Prometheus(普罗米修斯）监控系统

1、Prometheus概述

1.1 任务背景

某公司由于业务快速发展，公司要求对现有机器进行业务监控，责成运维部门来实施这个任务。任务要求如下：

部署监控服务器，实现7x24实时监控
针对公司的业务及研发部门设计监控系统，对监控项和触发器拿出合理意见
做好问题预警机制，对可能出现的问题要及时告警并形成严格的处理机制
做好监控告警系统，要求可以实现告警分级
- 一级报警电话通知
- 二级报警微信通知
- 三级报警邮件通知
处理好公司服务器异地集中监控问题

为什么要监控？

实时收集数据，通过报警及时发现问题，及时处理。数据为优化也可以提供依据。

监控四要素：

监控对象 [主机状态服务资源页面，url]
用什么监控
什么时间监控 [7x24 5x8]
报警给谁

监控技术选型：

mrtg (MRTG - Tobi Oetiker’s MRTG - The Multi Router Traffic Grapher)通过snmp协议得到设备的流量信息，并以包含PNG格式的图形的HTML文档方式显示给用户。
cacti (仙人掌) 用php语言实现的一个软件，它的主要功能是用snmp服务获取数据，然后用rrdtool储存和更新数据。官网地址:Cactus | Description, Distribution, Family, & Facts | Britannica
ntop 官网地址: https://www.ntop.org/ 。
nagios 能够跨平台,插件多,报警功能强大。官网地址: https://www.nagios.org/
centreon 底层使用的就是nagios。是一个nagios整合版软件。官网地址:https://www.centreon.com/
ganglia 设计用于测量数以千计的节点,资源消耗非常小。官网地址:http://ganglia.info/
open-falcon 小米发布的运维监控软件，高效率，高可用。时间较短，用户基数小。官网地址: http://open-falcon.org/
zabbix 跨平台，画图，多条件告警，多种API接口。使用基数特别大。官网地址: https://www.zabbix.com/
prometheus 基于时间序列的数值数据的容器监控解决方案。官网地址: https://prometheus.io/

综合分析：Prometheus比较适合公司的监控需求

1.2 Prometheus特点

Prometheus 受启发于 Google 的 Brogmon 监控系统（相似的 Kubernetes 是从 Google的 Brog 系统演变而来），从 2012 年开始由前 Google 工程师在 Soundcloud 以开源软件的形式进行研发，并且于 2015 年早期对外发布早期版本。2016 年 5 月继 Kubernetes 之后成为第二个正式加入 CNCF 基金会的项目，同年 6 月正式发布 1.0 版本。2017 年底发布了基于全新存储层的 2.0 版本，能更好地与容器平台、云平台配合。

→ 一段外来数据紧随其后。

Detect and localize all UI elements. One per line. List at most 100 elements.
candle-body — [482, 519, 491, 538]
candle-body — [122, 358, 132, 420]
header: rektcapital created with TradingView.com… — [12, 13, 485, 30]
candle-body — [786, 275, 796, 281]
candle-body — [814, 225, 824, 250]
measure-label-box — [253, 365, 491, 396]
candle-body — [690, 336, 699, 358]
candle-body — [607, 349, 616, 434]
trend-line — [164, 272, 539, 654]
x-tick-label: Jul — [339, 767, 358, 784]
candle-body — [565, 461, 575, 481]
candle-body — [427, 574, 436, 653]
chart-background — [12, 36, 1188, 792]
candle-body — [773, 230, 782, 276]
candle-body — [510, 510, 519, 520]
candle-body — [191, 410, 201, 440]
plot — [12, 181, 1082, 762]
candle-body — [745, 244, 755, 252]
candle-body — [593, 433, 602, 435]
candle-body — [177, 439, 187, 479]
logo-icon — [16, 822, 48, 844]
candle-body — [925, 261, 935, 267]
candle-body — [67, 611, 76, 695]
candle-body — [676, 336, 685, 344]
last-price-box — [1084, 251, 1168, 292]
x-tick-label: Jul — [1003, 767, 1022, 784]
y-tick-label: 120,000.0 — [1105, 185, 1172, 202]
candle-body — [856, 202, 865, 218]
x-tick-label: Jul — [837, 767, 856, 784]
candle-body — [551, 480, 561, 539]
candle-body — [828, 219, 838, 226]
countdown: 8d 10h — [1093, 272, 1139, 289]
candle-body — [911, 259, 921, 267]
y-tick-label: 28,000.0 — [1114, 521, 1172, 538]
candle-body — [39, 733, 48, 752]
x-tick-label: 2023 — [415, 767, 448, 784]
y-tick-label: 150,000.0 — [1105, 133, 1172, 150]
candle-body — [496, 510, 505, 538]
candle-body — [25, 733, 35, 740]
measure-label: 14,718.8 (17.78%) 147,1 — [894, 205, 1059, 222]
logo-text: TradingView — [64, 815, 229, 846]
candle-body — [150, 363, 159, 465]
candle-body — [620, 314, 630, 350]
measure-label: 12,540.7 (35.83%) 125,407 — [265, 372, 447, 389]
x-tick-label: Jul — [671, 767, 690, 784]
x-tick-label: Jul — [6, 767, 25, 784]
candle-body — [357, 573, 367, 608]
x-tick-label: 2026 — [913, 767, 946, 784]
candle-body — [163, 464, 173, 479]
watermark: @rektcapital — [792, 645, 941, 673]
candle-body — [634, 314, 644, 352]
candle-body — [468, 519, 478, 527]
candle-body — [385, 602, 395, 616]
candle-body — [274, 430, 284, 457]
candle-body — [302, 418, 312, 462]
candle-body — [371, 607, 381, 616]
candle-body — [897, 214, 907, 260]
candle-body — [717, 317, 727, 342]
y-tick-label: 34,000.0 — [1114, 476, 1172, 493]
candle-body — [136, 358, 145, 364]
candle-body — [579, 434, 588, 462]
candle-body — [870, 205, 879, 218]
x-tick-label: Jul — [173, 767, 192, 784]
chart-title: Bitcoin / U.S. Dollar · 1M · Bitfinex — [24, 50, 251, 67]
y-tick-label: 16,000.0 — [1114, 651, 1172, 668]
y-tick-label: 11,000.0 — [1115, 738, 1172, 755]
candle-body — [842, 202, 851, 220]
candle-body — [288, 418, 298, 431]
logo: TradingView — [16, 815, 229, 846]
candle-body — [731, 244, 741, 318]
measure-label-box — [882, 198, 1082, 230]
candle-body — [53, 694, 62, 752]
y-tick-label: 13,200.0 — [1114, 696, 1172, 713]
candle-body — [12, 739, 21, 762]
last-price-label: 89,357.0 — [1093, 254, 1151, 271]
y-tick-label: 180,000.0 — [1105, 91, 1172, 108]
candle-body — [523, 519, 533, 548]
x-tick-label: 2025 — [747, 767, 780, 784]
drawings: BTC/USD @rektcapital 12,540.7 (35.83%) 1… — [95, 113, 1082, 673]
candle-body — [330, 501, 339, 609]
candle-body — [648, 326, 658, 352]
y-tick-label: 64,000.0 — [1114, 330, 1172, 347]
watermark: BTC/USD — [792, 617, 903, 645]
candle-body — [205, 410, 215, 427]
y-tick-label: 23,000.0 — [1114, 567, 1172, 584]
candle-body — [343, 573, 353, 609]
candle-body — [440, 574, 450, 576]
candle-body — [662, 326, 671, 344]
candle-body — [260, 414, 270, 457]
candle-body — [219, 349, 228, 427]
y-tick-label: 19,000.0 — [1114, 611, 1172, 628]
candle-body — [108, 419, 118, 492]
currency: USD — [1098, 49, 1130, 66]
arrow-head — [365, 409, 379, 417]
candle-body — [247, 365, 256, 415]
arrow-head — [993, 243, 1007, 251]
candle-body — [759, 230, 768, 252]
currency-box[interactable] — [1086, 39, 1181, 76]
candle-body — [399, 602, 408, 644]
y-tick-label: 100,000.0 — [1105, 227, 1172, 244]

Prometheus 作为新一代的云原生监控系统，目前已经有超过 650+位贡献者参与到Prometheus 的研发工作上，并且超过 120+项的第三方集成。

Prometheus 是一个开源的完整监控解决方案，其对传统监控系统的测试和告警模型进行了彻底的颠覆，形成了基于中央化的规则计算、统一分析和告警的新模型。相比于传统监控系统，Prometheus 具有以下优点：

1 易于管理

Prometheus优秀的设计使得其本身非常易于管理，不会因为Prometheus增加管理成本。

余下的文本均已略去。